Five questions for …. Carmen Giannattasio

In LA GIOCONDA Carmen Giannattasio takes the role of a woman struggling to make ends meet for herself and her sick mother

How strong do you have to be to sing the part of one of opera’s toughest women?
You’ve got to be an athlete. Singing Gioconda is tricky on a number of levels. For a start, it’s a three-hour opera, so it really takes it out of you. And then there’s the whole spectrum of human emotions, negative and positive, that the character goes through. Acting out all that is quite an ask.

How do you prepare for a marathon like that?
I have to train like an athlete, every day. Every day I add a little to what I’ve learnt of the part so far – and so on for a period of months. And before I get going with that there’s the studying to be done of the work as a whole, which is when I’m deciding on what my approach is going to be. Because we all have our own angle on Gioconda. I always say that we’re not so much singers as athletes and actresses who are just singing the words instead of speaking them.

Do you feel an affinity to Gioconda because, like you, she’s a singer by trade?
It’s not until the final act, when she’s faced with giving in to Barnaba’s coercion, that I get the sense that she’s a great actress and singer. She’s distracting him on purpose, letting him and the audience assume to the last second that she’s about to give herself to him. And then the big twist: she stabs herself to death. And that’s when Gioconda’s skill in lying and deceiving hits me, because making out to be something you’re not is exactly we do as artists.

What is it about Gioconda that marks her out as a strong woman, in your eyes?
She’s one of the toughest women I’ve come across in opera, precisely because she’s on the margins of society and forced to accept handouts. The coins she earns for singing on street corners are just enough for her and her blind mother to get by on. Plus, alongside her magnanimity, she is also independent and tempestuous of spirit. And there are contradictions, too, like when she’s set on killing Laura, her rival in love, and then her virtuous, empathetic side gains the upper hand and she ends up sacrificing herself to allow her rival to escape. That’s true strength.
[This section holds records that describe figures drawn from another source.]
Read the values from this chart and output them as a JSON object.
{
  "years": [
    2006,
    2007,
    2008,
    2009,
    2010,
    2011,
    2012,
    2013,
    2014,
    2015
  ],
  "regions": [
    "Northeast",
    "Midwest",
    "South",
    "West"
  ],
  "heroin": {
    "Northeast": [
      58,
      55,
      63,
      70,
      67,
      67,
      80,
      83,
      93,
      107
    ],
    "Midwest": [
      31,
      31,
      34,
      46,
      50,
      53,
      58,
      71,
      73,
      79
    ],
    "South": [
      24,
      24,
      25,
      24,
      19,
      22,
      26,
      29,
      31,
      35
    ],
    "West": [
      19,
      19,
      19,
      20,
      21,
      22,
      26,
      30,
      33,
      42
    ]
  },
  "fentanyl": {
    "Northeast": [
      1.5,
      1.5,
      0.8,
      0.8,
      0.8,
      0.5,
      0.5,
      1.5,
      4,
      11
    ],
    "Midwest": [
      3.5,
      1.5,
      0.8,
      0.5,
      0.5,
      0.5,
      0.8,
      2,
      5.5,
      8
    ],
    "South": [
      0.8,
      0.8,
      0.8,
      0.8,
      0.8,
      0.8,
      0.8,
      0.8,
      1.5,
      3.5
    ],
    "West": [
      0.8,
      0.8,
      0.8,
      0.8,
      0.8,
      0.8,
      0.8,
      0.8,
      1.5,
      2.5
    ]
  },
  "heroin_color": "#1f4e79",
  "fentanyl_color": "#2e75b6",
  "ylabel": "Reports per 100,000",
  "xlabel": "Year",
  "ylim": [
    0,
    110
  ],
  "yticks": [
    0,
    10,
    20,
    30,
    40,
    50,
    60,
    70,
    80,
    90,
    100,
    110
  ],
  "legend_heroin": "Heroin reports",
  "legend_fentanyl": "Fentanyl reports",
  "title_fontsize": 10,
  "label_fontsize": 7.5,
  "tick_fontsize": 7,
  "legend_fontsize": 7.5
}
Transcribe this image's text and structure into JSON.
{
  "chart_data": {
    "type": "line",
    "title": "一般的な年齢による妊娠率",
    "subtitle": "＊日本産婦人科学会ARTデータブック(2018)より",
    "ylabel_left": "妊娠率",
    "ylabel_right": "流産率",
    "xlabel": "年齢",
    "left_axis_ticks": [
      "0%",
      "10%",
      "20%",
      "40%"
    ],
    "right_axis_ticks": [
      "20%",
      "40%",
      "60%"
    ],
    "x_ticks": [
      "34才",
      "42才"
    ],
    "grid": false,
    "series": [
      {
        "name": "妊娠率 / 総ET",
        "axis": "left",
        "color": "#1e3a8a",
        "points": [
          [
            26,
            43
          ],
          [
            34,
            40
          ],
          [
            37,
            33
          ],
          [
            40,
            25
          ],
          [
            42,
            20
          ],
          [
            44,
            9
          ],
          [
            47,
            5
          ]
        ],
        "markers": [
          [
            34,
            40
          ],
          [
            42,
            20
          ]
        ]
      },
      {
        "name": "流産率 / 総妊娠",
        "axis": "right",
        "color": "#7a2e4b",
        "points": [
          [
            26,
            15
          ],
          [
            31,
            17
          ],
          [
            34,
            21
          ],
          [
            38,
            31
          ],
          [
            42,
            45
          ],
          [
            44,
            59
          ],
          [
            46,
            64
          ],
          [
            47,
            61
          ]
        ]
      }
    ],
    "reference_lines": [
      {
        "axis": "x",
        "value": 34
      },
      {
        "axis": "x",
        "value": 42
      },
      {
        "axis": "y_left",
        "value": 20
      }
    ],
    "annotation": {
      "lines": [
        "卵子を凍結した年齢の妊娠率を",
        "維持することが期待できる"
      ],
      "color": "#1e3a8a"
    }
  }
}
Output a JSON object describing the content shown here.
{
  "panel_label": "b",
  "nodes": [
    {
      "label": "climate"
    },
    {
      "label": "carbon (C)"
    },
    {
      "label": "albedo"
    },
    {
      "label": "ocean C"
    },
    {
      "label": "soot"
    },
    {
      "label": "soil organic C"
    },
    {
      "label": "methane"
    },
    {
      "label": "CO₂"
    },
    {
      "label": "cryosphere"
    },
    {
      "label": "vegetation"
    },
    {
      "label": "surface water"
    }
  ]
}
A complex mix, then. How do you get to grips with these extremes of emotion?
I’m Italian, so intensity is something I’ve grown up with, to say nothing of all that duty to God, religion and crucifixes and stuff. This fear of God is made plain when Gioconda catches sight of the rosary in Laura’s hand and realises that it was Laura who saved her mother’s life, at which point she can’t bring herself to kill Laura, the very woman who’s standing between her and her loved one. We’ve all been there, right? Jealousy and rage sometimes take over and then suddenly it’s gone and you’re sorry you ever thought that way about the person.